当院では、術後の機能障害ができるだけ少ない背広筋皮弁による再建術を行っています。

可能性のある合併症
壊死
背広筋皮弁は背中の筋肉を剥がしますが、根元は切り離さずに血流を保ちます。しかし移植した皮膚や皮下脂肪は、ときには血の巡りが悪くなって腐ることがあります。これを「壊死」と呼びます。壊死しやすい原因としては下記のようなものがあります。
・肥満
・喫煙
・高血圧、糖尿病
ツギを当てたような外観
移植した皮膚は乳房の皮膚とは異なりますので、ツギを当てたように見えます。
採皮部の問題
背広筋皮弁の場合は、背中に斜めの傷が付き、皮膚がへこみます。背中のツッパリ感が強く出る人もいます。
非対称
背広筋の筋肉自体が乳房を作る主体となります。健側の乳房が大きい方は、この筋肉だけで乳房を再建するには少し分量が足りないことが多いこと、また筋肉というのは廃用性萎縮といって、使われなくなると萎縮してしまうため、乳房に移植されて必要な機能をしないと後から乳房が小さくなってしまい、左右対称にならないことがあります。
インプラント法
この方法はインプラントを被う健康な胸筋と十分な量の皮膚がある場合に限られます。脇の下、またはがん切除時の傷跡を切開し、胸筋の下につくった空間にインプラントを挿入します。胸の筋肉の下に人工乳腺を入れるだけの簡単な方法を「インプラント単純挿入法」といいます。皮膚に余裕がないときはティシュー・エキスパンダー(組織拡張器)と呼ばれる大きめのインプラントを入れ、皮膚が伸びてから通常のインプラントに入れ替える「組織拡張法」を行います。

組織拡張法
胸筋は残っていても十分な皮膚がない場合には、皮膚を引き伸ばしてから再建を行います。胸筋の下に組織拡張器と呼ばれる風船状の袋を挿入します。通常は外来で水を注入しながら風船を徐々にふくらまします。3ヶ月〜半年後、皮膚が十分に伸びて、インプラントの周囲に皮膜によるポケットが完成したら、組織拡張器を抜去しインプラントを挿入します。

可能性のある合併症
炎症、感染
自家組織でも炎症、感染のリスクはあります。しかし、これが起こった場合は人工物のほうが深刻になります。きっかけとしては、身体、精神への大きな負担、ストレス、疲労、感冒などです。エキスパンダーの入っているあたりが赤味を帯びたり、熱感を持ったら、局所を冷却して栄養と休養をとり、すぐに専門医の診察を受けてください。そうすればたいがいの場合は大事にいたらずに治ってしまいます。特に抗がん剤の点滴を受けている方や放射線照射を受けている方は注意が必要です。
皮膜拘縮
異物である人工乳房の周囲には人工物に対する自己防衛反応として皮膜(カプセル)が形成されます。そしてそれがさらに硬くなって締め付けられそうになることを皮膜拘縮といいます。
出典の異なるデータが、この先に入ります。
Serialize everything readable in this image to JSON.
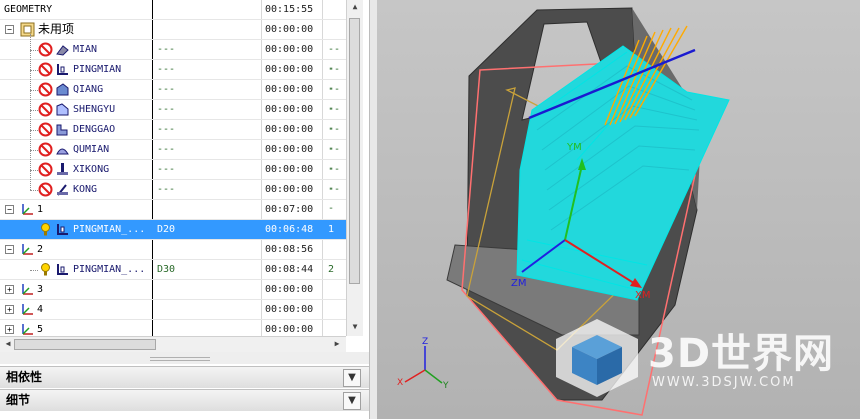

最近の保険がきかないテクスチャー・タイプのエキスパンダーとソフトコーヒーシブシリコンが用いられるようになってからは、皮膜拘縮を起こす頻度は格段に減少しました。しかし、下記のような条件の方にはまだまだ皮膜拘縮は起こります。
・組織伸展中に炎症、感染を起こしたことのある例
・放射線照射例
・エキスパンダーを入れている期間が短かった例
・スムースタイプ(保険適応)のエキスパンダーを挿入していた例
・術後の出血や浸出液の貯留が多かった例
・喫煙例
非対称
人工乳房は既製品ですので、その中から健側と全く同じ大きさ、形のものを選び出すのは大変難しいことです。左右が全く対称的になるのは不可能ですが、何らかの原因で再建を早めなければならなかった場合や、これ以上生理食塩水が注入できなかった場合、また皮膜拘縮が起きてしまった場合は非対称になることがあります。

乳輪・乳頭の再建
乳房のふくらみが再建されて数ヶ月を経てから、乳輪、乳頭の再建を行うことが一般的です。乳輪乳頭は位置が少しでもずれるとおかしくなってしまうため、乳房の大きさ、形が落ち着いてから行うことをおすすめしています。
(1)健側からの移植
(2)鼡径部からの移植
両方法とも局所麻酔が可能です。(1)乳輪・乳頭を健側から移植する方法は、つまみ出すことが可能な乳頭が再建できます。健側は少し小さくなりますが、感覚も変わらず、傷は全くわからなくなります。健側に採取するだけの大きさがない場合や、両側の再建を行っているケースでは、(2)乳輪は鼡径部から植皮し、乳頭は再建された乳房の皮膚を切って組み立てる局所皮弁で再建する方法が用いられます。この方法だと、乳頭の支柱が柔らかく、ブラジャーの装着やうつぶせ寝でつぶされると、平坦化しやすくなります。支柱をしっかりさせるために耳の軟骨を一部採取し、支えにすることも可能です。耳は変形せず、傷跡もほとんど分からなくなります。